The cross-validation method separates the data, first performing training and then validation. Orange Data Mining software was used for the modeling.
The clean data was tested by cross-validation with 5 folds, dividing the data into five equal parts. In the same way happens for 10 folds. The complete results for 10 folds are shown below.
As can be seen, in this validation the model can learn better as in the case of AdaBoost, so it is correct to select this number of folds.
Table 7 shows the comparison of validations using a sample of the San Roque station with the DT model.

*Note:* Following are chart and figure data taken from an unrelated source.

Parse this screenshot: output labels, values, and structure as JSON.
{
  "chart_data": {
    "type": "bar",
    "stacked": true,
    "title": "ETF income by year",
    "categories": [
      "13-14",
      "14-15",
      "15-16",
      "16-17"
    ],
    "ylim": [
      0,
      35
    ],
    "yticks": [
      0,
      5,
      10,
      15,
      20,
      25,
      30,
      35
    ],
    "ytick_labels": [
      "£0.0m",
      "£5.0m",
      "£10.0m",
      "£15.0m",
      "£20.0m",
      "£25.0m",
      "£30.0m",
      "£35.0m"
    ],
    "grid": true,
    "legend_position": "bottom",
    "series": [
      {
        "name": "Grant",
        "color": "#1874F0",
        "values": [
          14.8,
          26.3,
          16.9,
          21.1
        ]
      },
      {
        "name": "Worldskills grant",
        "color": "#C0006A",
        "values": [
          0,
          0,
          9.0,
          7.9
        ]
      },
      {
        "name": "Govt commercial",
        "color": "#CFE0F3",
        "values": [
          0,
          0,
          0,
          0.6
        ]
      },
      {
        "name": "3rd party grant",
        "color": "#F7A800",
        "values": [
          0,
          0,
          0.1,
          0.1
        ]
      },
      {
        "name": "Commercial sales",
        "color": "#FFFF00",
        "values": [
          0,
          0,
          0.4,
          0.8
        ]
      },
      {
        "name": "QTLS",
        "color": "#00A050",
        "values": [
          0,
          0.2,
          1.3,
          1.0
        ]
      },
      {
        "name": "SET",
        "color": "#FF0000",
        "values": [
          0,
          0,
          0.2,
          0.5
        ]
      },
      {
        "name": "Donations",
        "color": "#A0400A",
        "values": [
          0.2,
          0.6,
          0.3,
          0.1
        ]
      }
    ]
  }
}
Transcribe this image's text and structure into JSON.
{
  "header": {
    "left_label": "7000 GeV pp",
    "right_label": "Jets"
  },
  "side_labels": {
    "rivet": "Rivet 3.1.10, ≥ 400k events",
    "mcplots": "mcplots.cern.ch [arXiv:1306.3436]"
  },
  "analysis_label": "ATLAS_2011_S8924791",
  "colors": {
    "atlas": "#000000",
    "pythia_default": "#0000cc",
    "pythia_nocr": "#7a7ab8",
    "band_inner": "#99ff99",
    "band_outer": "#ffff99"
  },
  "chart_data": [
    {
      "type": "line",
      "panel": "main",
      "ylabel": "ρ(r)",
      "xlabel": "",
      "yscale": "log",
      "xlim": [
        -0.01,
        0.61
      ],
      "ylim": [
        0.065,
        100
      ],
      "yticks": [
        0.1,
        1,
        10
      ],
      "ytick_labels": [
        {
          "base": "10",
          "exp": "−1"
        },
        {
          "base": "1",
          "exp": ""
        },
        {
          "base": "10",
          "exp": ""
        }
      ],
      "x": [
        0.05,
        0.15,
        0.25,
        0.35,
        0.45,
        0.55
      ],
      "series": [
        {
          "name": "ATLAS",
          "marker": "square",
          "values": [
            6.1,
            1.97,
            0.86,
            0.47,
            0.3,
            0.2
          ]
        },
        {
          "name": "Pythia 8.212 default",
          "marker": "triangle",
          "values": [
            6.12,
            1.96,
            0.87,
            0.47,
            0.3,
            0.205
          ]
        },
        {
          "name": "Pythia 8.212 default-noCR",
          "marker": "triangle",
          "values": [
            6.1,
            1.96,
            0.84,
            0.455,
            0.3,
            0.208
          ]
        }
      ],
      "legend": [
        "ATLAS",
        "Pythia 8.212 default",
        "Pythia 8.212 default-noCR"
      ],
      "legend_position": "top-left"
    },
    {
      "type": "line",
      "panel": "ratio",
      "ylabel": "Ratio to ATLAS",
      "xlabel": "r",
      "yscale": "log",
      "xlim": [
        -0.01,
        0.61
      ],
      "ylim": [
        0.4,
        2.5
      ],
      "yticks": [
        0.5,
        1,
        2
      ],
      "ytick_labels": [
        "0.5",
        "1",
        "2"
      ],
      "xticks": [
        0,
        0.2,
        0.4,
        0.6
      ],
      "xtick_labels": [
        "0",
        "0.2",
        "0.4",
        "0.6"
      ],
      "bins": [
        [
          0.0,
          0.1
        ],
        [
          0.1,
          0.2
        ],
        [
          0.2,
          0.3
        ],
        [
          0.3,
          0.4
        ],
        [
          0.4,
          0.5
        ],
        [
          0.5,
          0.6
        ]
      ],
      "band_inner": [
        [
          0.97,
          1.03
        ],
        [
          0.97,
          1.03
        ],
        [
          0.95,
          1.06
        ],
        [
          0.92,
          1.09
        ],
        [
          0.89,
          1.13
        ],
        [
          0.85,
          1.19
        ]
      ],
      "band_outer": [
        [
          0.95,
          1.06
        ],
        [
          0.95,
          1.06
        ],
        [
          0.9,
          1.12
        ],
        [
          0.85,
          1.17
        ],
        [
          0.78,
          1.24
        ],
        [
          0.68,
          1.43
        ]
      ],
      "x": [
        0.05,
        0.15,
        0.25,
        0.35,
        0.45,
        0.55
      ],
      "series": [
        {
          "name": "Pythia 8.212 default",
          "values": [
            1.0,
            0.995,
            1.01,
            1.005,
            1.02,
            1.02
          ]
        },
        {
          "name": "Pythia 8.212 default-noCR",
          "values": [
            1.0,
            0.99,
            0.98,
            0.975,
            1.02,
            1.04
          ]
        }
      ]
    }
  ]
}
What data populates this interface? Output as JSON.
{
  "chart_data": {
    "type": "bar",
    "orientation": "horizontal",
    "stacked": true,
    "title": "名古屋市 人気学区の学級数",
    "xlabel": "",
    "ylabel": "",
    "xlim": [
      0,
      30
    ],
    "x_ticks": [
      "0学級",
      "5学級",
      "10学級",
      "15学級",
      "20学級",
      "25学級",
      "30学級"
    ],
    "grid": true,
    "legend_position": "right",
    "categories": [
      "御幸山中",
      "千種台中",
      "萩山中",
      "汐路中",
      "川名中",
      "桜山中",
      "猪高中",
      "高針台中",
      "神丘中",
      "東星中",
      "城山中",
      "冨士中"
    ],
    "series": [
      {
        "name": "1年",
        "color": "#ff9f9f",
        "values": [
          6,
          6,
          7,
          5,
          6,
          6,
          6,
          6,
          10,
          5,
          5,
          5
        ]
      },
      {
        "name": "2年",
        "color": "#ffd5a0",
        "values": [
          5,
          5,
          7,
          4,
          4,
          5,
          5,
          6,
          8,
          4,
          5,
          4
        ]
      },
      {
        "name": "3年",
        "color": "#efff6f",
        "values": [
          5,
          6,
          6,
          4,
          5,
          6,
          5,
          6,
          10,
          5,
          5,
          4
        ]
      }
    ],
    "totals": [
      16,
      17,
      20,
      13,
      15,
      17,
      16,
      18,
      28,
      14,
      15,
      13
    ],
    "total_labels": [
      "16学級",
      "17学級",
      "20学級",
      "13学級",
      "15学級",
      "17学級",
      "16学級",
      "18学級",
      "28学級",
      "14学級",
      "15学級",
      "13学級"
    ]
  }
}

Features | 2017 | 2018 | 2019 |
T Max (°C) | 31.97 | 29.31 | 32.58 |
T Dry Bulb (°C) [h] | 24.57 | 23.69 | 25.15 |
T Dry Bulb (°C) [h] | 30.03 | 28.46 | 31.50 |
T Wet Bulb (°C) [h] | 28.09 | 26.66 | 27.63 |
Precipitation (mm) | 19.90 | 09.20 | 43.30 |
Dengue cases | 54 | 14 | 49 |
Model | AUC | CA | F-1 | P | R |
DT | 0.718 | 0.934 | 0.902 | 0.873 | 0.934 |
SVM | 0.952 | 0.975 | 0.965 | 0.956 | 0.975 |
RF | 0.987 | 0.934 | 0.904 | 0.876 | 0.934 |
AB | 0.967 | 0.992 | 0.992 | 0.992 | 0.992 |
Model | AUC | CA | F-1 | P | R |
DT | 0.417 | 0.977 | 0.965 | 0.954 | 0.977 |
SVM | 0.895 | 0.995 | 0.993 | 0.991 | 0.995 |
RF | 0.821 | 0.986 | 0.982 | 0.981 | 0.986 |
AB | 0.818 | 0.995 | 0.993 | 0.991 | 0.995 |
Model | AUC | CA | F-1 | P | R |
DT | 0.589 | 0.934 | 0.902 | 0.872 | 0.934 |
SVM | 0.994 | 0.977 | 0.970 | 0.970 | 0.977 |
RF | 0.996 | 0.949 | 0.931 | 0.917 | 0.949 |
AB | 0.970 | 0.996 | 0.996 | 0.996 | 0.996 |
Model | AUC | CA | F-1 | P | R |
DT | 0.796 | 0.942 | 0.919 | 0.909 | 0.942 |
SVM | 0.956 | 0.971 | 0.96 | 0.953 | 0.971 |
RF | 0.985 | 0.934 | 0.906 | 0.88 | 0.934 |
AB | 1.000 | 1.000 | 1.000 | 1.000 | 1.000 |
Model | AUC | CA | F-1 | P | R |
DT | 0.969 | 0.927 | 0.905 | 0.896 | 0.927 |
SVM | 0.994 | 0.955 | 0.949 | 0.95 | 0.955 |
RF | 0.977 | 0.882 | 0.837 | 0.801 | 0.884 |
AB | 0.991 | 0.996 | 0.996 | 0.996 | 0.996 |
Method | AUC | CA | F-1 | P | R |
80/20 train/test | 0.712 | 0.939 | 0.91 | 0.881 | 0.94 |
5 folds cv(*) | 0.718 | 0.934 | 0.90 | 0.873 | 0.93 |
10 folds cv | 0.796 | 0.942 | 0.92 | 0.909 | 0.94 |
(*) cross validation
6 Conclusion
We were able to compare the performance of four ML models relating meteorological variables to dengue cases, obtaining optimal results in most of the performance indicators.
The SVM was identified as the optimal model for the classification of dengue cases in the city of Iquitos, due to its good performance.
The results obtained were compared with other research that applied similar techniques, since the research is similar in methodology, data search, ML models and obtaining results to the main reference papers used.
These provided information to complement the analysis of the results and confirm the hypothesis proposed.